Erdoğan, Suriye’de bir Kürdistan kurup buraya Türkiye’deki Kürtleri sürmek stratejisini sürdürüyor.

Halihazırda Türk Ordusu ve polisi, PKK’lı Kürtlere karşı  yoğun operasyonlar yürütüyor.

Birçok köy yok edilmiş, diğer birçok köyde yaşayan insanlar bulundukları yerleri terk etmeye zorlanmıştır.

*

Bitlis/Ahlat’a Kafkasya’dan getirilen 2000 Ahıska Türk’ü yerleştirilmiştir.

27 Sığınmacı kampında yaklaşık 300 bin ve şehirlerde yaşayan 1 milyon 700 bin Suriyeli  boşaltılan yerleşim alanlarına yerleşmeye hazırlanıyor.

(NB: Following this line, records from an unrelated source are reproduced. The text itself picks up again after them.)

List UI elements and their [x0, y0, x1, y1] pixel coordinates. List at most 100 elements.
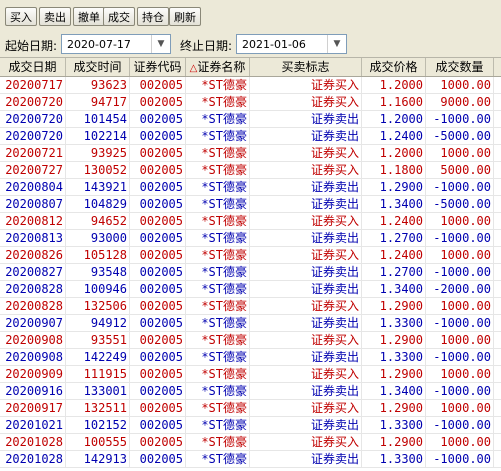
cell-price: 1.3300: [362, 417, 426, 433]
cell-security-name: *ST德豪: [186, 77, 250, 93]
cell-quantity: -1000.00: [426, 111, 494, 127]
cell-security-code: 002005: [130, 332, 186, 348]
cell-security-name: *ST德豪: [186, 383, 250, 399]
table-row[interactable]: 20200827 93548 002005 *ST德豪 证券卖出 1.2700 -1000.…: [0, 264, 501, 281]
cell-side: 证券买入: [250, 298, 362, 314]
table-row[interactable]: 20200807 104829 002005 *ST德豪 证券卖出 1.3400 -5000…: [0, 196, 501, 213]
cell-trade-date: 20201021: [0, 417, 66, 433]
cell-security-name: *ST德豪: [186, 298, 250, 314]
cell-side: 证券卖出: [250, 111, 362, 127]
cell-security-code: 002005: [130, 417, 186, 433]
cell-trade-date: 20200804: [0, 179, 66, 195]
table-row[interactable]: 20200720 101454 002005 *ST德豪 证券卖出 1.2000 -1000…: [0, 111, 501, 128]
cell-quantity: -1000.00: [426, 179, 494, 195]
cell-quantity: 1000.00: [426, 247, 494, 263]
cell-security-name: *ST德豪: [186, 196, 250, 212]
cell-price: 1.2900: [362, 179, 426, 195]
positions-button[interactable]: 持仓: [137, 7, 169, 26]
cell-side: 证券买入: [250, 213, 362, 229]
cell-price: 1.2900: [362, 434, 426, 450]
cell-trade-date: 20200812: [0, 213, 66, 229]
table-row[interactable]: 20200908 142249 002005 *ST德豪 证券卖出 1.3300 -1000…: [0, 349, 501, 366]
cell-security-code: 002005: [130, 179, 186, 195]
cell-trade-date: 20200908: [0, 349, 66, 365]
cell-security-name: *ST德豪: [186, 434, 250, 450]
cell-price: 1.2700: [362, 230, 426, 246]
table-row[interactable]: 20200812 94652 002005 *ST德豪 证券买入 1.2400 1000.0…: [0, 213, 501, 230]
cell-price: 1.3300: [362, 451, 426, 467]
cell-quantity: 1000.00: [426, 145, 494, 161]
cell-quantity: 5000.00: [426, 162, 494, 178]
cell-price: 1.3400: [362, 281, 426, 297]
refresh-button[interactable]: 刷新: [169, 7, 201, 26]
table-row[interactable]: 20200826 105128 002005 *ST德豪 证券买入 1.2400 1000.…: [0, 247, 501, 264]
cell-trade-time: 105128: [66, 247, 130, 263]
table-row[interactable]: 20200909 111915 002005 *ST德豪 证券买入 1.2900 1000.…: [0, 366, 501, 383]
table-row[interactable]: 20201028 142913 002005 *ST德豪 证券卖出 1.3300 -1000…: [0, 451, 501, 468]
cell-security-code: 002005: [130, 213, 186, 229]
cell-quantity: -1000.00: [426, 349, 494, 365]
header-trade-time[interactable]: 成交时间: [66, 58, 130, 76]
cell-side: 证券卖出: [250, 383, 362, 399]
cell-trade-date: 20200828: [0, 281, 66, 297]
cell-price: 1.3400: [362, 196, 426, 212]
table-row[interactable]: 20200720 102214 002005 *ST德豪 证券卖出 1.2400 -5000…: [0, 128, 501, 145]
table-row[interactable]: 20200908 93551 002005 *ST德豪 证券买入 1.2900 1000.0…: [0, 332, 501, 349]
header-price[interactable]: 成交价格: [362, 58, 426, 76]
cell-price: 1.2000: [362, 111, 426, 127]
cell-security-code: 002005: [130, 162, 186, 178]
table-row[interactable]: 20200721 93925 002005 *ST德豪 证券买入 1.2000 1000.0…: [0, 145, 501, 162]
header-security-name[interactable]: △证券名称: [186, 58, 250, 76]
header-trade-date[interactable]: 成交日期: [0, 58, 66, 76]
table-row[interactable]: 20201021 102152 002005 *ST德豪 证券卖出 1.3300 -1000…: [0, 417, 501, 434]
deals-button[interactable]: 成交: [103, 7, 135, 26]
cell-price: 1.2900: [362, 400, 426, 416]
cell-security-code: 002005: [130, 264, 186, 280]
start-date-picker[interactable]: 2020-07-17 ▼: [61, 34, 171, 54]
cell-price: 1.2400: [362, 247, 426, 263]
cell-security-name: *ST德豪: [186, 400, 250, 416]
cell-trade-time: 142913: [66, 451, 130, 467]
table-row[interactable]: 20200813 93000 002005 *ST德豪 证券卖出 1.2700 -1000.…: [0, 230, 501, 247]
cell-quantity: -1000.00: [426, 230, 494, 246]
cell-trade-time: 94912: [66, 315, 130, 331]
date-filter-bar: 起始日期: 2020-07-17 ▼ 终止日期: 2021-01-06 ▼: [0, 31, 501, 57]
cell-price: 1.2000: [362, 77, 426, 93]
table-row[interactable]: 20200917 132511 002005 *ST德豪 证券买入 1.2900 1000.…: [0, 400, 501, 417]
table-row[interactable]: 20201028 100555 002005 *ST德豪 证券买入 1.2900 1000.…: [0, 434, 501, 451]
header-security-code[interactable]: 证券代码: [130, 58, 186, 76]
cell-trade-date: 20200826: [0, 247, 66, 263]
cell-security-name: *ST德豪: [186, 128, 250, 144]
cell-side: 证券卖出: [250, 230, 362, 246]
cell-side: 证券卖出: [250, 417, 362, 433]
chevron-down-icon[interactable]: ▼: [151, 35, 170, 53]
cell-security-code: 002005: [130, 383, 186, 399]
end-date-value: 2021-01-06: [242, 38, 306, 51]
table-row[interactable]: 20200727 130052 002005 *ST德豪 证券买入 1.1800 5000.…: [0, 162, 501, 179]
cell-quantity: 1000.00: [426, 213, 494, 229]
header-quantity[interactable]: 成交数量: [426, 58, 494, 76]
chevron-down-icon[interactable]: ▼: [327, 35, 346, 53]
table-row[interactable]: 20200717 93623 002005 *ST德豪 证券买入 1.2000 1000.0…: [0, 77, 501, 94]
start-date-value: 2020-07-17: [67, 38, 131, 51]
cell-security-code: 002005: [130, 77, 186, 93]
cancel-order-button[interactable]: 撤单: [73, 7, 105, 26]
buy-button[interactable]: 买入: [5, 7, 37, 26]
end-date-picker[interactable]: 2021-01-06 ▼: [236, 34, 347, 54]
cell-side: 证券买入: [250, 247, 362, 263]
sell-button[interactable]: 卖出: [39, 7, 71, 26]
cell-trade-date: 20201028: [0, 451, 66, 467]
table-row[interactable]: 20200916 133001 002005 *ST德豪 证券卖出 1.3400 -1000…: [0, 383, 501, 400]
header-side[interactable]: 买卖标志: [250, 58, 362, 76]
cell-side: 证券买入: [250, 366, 362, 382]
cell-price: 1.3400: [362, 383, 426, 399]
cell-side: 证券卖出: [250, 264, 362, 280]
table-row[interactable]: 20200828 132506 002005 *ST德豪 证券买入 1.2900 1000.…: [0, 298, 501, 315]
cell-security-name: *ST德豪: [186, 349, 250, 365]
table-row[interactable]: 20200907 94912 002005 *ST德豪 证券卖出 1.3300 -1000.…: [0, 315, 501, 332]
table-row[interactable]: 20200828 100946 002005 *ST德豪 证券卖出 1.3400 -2000…: [0, 281, 501, 298]
table-row[interactable]: 20200804 143921 002005 *ST德豪 证券卖出 1.2900 -1000…: [0, 179, 501, 196]
table-row[interactable]: 20200720 94717 002005 *ST德豪 证券买入 1.1600 9000.0…: [0, 94, 501, 111]
cell-quantity: -1000.00: [426, 264, 494, 280]
cell-trade-time: 93551: [66, 332, 130, 348]
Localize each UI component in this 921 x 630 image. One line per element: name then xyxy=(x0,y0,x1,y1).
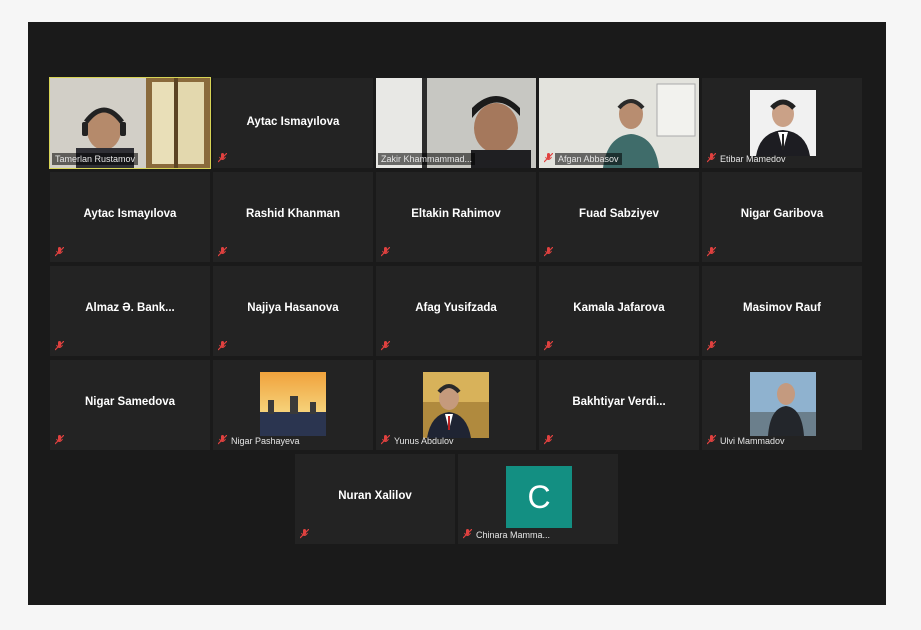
participant-tile-kamala-jafarova[interactable]: Kamala Jafarova xyxy=(539,266,699,356)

Erdoğan’ın stratejisi doğrultusunda Türkiye’deki Kürtler kıskaca alınıyor ve Suriye sınırındaki Özgür Suriye Ordusunun ılımlı İslamcı Savaşçıları ve aileleriyle takas ediliyor.

Suriye sınırındaki birçok Türk köyüne Kürtler yerleştiriliyor, Türkiye’deki yerleşimler ise Suriyeli cihatçılardan yana olduğunu düşünülen Suriyeli Sünni Arap sığınmacılara armağan olarak veriliyor.

*

Erdoğan’ın “Çözüm Süreci” boyunca izlediği gizli ajandası deşifre olmuştur.

Türkiye’nin çok talep ettiği Suriye’de “Güvenlikli Bölge” ters yüz edilmiş,

Türkiye toprakları üzerinde “Kürtlerin Suriye’ye gönderilmesi,onların boşaltığı alanlara Suriyeliler ve Kafkasyalı Türklerin yerleşmesiyle,hem de Türkiye’de canlı “Güvenlikli Bölge” oluşturuyor…

*

Minareyi çalanın kılıfını hazırlaması,

Etnik temizliğin Uluslarası Hukuk’ta meşru kılınması gerekiyor.